Listening to players and bloggers has the added problem that the players who write their opinion about a game are already just a small minority of the total population, and not necessarily representative. In fact it is often said that some developers listen *too much* to the opinions of a small vocal minority of hardcore players. You really don't want the devs to follow all the "nerf " cries from the official forums.

That doesn't mean that game forums or blogs couldn't be an important resource for game developers. They just have to be handled right. One approach is to take ideas from all of these player sources and use them in brainstorming sessions. I don't know if you ever did a real brainstorming, but the process there is to first collect a large number of ideas, even crazy ones, and then sort them out later. As a provider of crazy "out of the box" ideas, the internet can't be beat.

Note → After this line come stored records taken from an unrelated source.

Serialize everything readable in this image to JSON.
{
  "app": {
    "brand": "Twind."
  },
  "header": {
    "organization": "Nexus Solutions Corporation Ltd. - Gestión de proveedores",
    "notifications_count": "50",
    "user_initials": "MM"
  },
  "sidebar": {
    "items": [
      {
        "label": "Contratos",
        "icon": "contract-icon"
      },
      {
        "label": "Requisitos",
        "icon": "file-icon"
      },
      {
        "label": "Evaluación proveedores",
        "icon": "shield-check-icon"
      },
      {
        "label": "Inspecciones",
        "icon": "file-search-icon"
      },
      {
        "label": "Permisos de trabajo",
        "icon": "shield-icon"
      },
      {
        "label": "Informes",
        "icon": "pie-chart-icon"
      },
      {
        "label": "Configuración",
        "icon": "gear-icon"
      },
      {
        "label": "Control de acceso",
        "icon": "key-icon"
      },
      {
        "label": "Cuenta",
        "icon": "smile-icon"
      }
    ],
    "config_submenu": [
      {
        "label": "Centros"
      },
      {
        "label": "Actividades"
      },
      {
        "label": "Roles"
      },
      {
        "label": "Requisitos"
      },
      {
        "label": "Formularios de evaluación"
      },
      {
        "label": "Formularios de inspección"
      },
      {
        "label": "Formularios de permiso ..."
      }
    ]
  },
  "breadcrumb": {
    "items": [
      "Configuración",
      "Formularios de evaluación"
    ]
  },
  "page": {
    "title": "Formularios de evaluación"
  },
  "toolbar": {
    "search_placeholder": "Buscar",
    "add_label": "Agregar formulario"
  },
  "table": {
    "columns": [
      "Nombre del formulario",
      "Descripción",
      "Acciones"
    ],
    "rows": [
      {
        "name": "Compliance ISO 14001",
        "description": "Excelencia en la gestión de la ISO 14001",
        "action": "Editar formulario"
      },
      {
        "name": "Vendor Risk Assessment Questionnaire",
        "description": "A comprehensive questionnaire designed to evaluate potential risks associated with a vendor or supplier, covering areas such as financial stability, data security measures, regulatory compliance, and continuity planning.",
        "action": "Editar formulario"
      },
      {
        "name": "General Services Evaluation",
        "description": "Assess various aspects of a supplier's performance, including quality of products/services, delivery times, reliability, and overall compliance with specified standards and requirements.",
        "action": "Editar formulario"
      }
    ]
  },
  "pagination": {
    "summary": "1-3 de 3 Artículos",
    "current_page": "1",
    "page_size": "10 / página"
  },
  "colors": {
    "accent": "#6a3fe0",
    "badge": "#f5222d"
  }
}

The other approach is to listen to player concerns and verify whether they are true. For example me and other people often state that too much development time is spent on creating content that ends up being seen by a too small percentage of the player base. But of course we have no data whatsoever what it did cost to develop the Black Temple, and our data via WoWJutsu on how many players visited it are at best incomplete. Blizzard obviously has much better data than we have. They should know how much it really did cost to create that raid dungeon. They should know how many people are visiting it. And they should know how many people quit the game after having reached level 70, not visited a raid dungeon, and wrote "nothing more to do" in their small exit interview form. There are hard facts that business managers at Blizzard should have access to, and where it is not only their right, but even their job, to challenge the developers to come up with a solution. Running a MMORPG is a business, and the churn rate is extremely important for the profitability of the game. World of Warcraft is very successful, and very profitable, but that doesn't mean that there is no way to improve it.